Neben der langfristig ungünstigen Entwicklung von Gelenkschädigungen und Arthrosen, insbesondere bei Knie- und Sprunggelenken, erkranken Hämophile infolge der höheren Lebenserwartung auch an den typischen Alterserkrankungen wie
- Herz-Kreislauf-Erkrankungen: Bluthochdruck, Arteriosklerose
- Krebserkrankungen
- Demenzformen
Zunächst ist es für Hämophile in erster Linie wichtig, Gelenkblutungen und deren Folgeschäden durch regelmäßige Prophylaxe zu vermeiden.
Bei schwer geschädigten Gelenken ist es heute aber durchaus möglich, einen erforderlich gewordenen Gelenkersatz zwei- bis dreimal zu erneuern.
Des Weiteren spielen chronische Infektionen wie HIV und Hepatitis C, gerade bei den Hämophiliepatienten, die vor 1986 geboren wurden, eine bedeutende Rolle.

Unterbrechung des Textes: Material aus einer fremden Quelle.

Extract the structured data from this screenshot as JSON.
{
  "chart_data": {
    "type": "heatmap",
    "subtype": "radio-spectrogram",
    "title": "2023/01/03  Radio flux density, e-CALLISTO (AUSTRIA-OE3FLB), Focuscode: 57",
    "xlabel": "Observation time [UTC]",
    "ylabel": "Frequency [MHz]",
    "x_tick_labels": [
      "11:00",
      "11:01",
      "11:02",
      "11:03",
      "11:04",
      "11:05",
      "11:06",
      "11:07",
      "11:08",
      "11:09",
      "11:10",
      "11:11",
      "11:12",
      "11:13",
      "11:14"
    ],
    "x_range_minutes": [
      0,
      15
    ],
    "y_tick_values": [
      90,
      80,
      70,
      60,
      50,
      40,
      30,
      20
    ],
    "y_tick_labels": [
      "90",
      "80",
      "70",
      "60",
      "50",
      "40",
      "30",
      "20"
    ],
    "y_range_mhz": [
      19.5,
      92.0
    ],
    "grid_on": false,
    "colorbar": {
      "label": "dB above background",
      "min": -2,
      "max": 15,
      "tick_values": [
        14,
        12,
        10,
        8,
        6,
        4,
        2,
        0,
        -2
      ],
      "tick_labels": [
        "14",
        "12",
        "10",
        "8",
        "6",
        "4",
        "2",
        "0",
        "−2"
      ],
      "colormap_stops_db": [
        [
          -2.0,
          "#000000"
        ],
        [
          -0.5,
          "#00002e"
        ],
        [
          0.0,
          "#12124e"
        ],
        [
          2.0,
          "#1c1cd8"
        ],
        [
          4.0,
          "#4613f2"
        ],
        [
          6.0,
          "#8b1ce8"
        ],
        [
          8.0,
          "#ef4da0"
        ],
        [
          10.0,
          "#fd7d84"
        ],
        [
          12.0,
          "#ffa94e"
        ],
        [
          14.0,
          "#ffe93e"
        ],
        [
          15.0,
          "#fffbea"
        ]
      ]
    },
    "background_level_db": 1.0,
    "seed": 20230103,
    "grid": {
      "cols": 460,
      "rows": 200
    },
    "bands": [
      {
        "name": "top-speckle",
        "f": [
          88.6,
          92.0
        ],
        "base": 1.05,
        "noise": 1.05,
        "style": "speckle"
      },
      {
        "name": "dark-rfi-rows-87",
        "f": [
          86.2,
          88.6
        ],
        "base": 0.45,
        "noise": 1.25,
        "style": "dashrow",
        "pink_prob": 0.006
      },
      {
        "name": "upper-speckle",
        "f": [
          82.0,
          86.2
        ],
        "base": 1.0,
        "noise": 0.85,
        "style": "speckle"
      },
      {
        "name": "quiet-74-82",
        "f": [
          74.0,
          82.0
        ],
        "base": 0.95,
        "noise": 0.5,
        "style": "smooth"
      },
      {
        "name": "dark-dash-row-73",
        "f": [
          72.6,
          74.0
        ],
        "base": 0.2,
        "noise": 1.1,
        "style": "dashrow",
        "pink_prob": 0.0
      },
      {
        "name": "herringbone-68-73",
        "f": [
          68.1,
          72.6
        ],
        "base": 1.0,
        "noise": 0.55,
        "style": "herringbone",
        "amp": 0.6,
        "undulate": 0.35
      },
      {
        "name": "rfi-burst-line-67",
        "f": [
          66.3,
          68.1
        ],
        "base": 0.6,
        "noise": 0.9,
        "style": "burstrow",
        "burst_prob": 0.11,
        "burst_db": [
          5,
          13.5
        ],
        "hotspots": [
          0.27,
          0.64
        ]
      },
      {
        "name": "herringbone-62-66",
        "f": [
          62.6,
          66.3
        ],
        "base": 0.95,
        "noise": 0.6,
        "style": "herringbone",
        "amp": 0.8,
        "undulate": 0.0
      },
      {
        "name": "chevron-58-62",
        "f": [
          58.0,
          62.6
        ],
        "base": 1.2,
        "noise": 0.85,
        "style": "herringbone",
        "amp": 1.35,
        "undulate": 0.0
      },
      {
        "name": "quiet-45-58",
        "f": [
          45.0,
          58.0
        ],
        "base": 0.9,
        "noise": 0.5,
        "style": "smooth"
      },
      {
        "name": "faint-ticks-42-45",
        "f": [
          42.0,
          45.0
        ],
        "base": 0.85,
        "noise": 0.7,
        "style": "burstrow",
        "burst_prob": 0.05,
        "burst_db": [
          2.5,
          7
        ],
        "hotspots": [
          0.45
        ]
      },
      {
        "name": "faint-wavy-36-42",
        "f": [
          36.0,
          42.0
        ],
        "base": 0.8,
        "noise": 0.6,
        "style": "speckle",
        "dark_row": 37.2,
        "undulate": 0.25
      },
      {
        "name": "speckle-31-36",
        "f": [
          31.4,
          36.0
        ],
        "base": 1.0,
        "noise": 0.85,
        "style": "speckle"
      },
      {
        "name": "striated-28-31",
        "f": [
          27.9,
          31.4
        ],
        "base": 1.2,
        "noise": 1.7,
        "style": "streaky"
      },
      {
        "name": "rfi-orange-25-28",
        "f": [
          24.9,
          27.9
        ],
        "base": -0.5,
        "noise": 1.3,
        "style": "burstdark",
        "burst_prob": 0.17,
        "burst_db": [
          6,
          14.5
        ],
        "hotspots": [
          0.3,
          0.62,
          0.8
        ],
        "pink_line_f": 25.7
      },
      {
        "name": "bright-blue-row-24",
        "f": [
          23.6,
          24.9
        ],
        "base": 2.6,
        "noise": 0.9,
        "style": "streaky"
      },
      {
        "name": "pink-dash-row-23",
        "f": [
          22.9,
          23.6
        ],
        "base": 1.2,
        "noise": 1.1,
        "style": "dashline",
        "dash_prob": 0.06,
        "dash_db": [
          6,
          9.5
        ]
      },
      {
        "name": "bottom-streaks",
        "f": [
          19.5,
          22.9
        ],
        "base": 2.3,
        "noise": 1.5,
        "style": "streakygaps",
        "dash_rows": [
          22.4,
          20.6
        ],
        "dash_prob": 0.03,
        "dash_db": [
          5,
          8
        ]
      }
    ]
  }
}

HIV ist inzwischen aufgrund der immer besseren Möglichkeiten gut therapierbar. Hepatitis C als chronische Krankheit mit schleichender Progredienz führt bei 20 bis 30 % der Infizierten zu einer Leberzirrhose. Ab dem 50. Lebensjahr steigt das Risiko, an einer Leberzirrhose und einem hepatozellulären Leberkarzinom zu erkranken. Diagnostisch können mit einem Fibroscan der Leber konkretere Aussagen über den Fibrosegead der Leber getroffen werden. In Kürze stehen neben Therapien mit Interferon und Ribavirin Therapien mit einer deutlichen Verkürzung der Therapiedauer und einer Heilungsrate von 90 bis 98 % zur Verfügung. Jedoch ist auch nach einer erfolgreichen Behandlung eine weitere Überwachung mit regelmäßigen Kontrollen der Leberparameter notwendig.
Bei Hämophilen, die das 50. Lebensjahr überschritten haben, spielen nun zunehmend auch die sogenannten Alterserkrankungen eine Rolle.
Fast die Hälfte der Hämophilen entwickelt einen Bluthochdruck. Dieser stellt einen Risikofaktor für Hirnblutungen (Schlaganfall) und für Gefäßverkalkungen (Arteriosklerose) dar.
Ursächlich lassen sich u. a. chronischer Bewegungsmangel und die langfristige Einnahme von Diclophenac und Iboprofen als Schmerzmedikamente mit entzündungshemmender Wirkung für den erhöhten Blutdruck verantwortlich machen.
Die langjährige Annahme, eine Hämophilie schütze vor Gefäßverkalkung und Schlaganfall, hat sich inzwischen als Irrtum erwiesen. Auch bei Hämophilen sind die Risikofaktoren wie in der „Normalpopulation“ identisch: Bluthochdruck, Bewegungsmangel, Übergewicht, Diabetes, Nikotin, erhöhte Cholesterinwerte.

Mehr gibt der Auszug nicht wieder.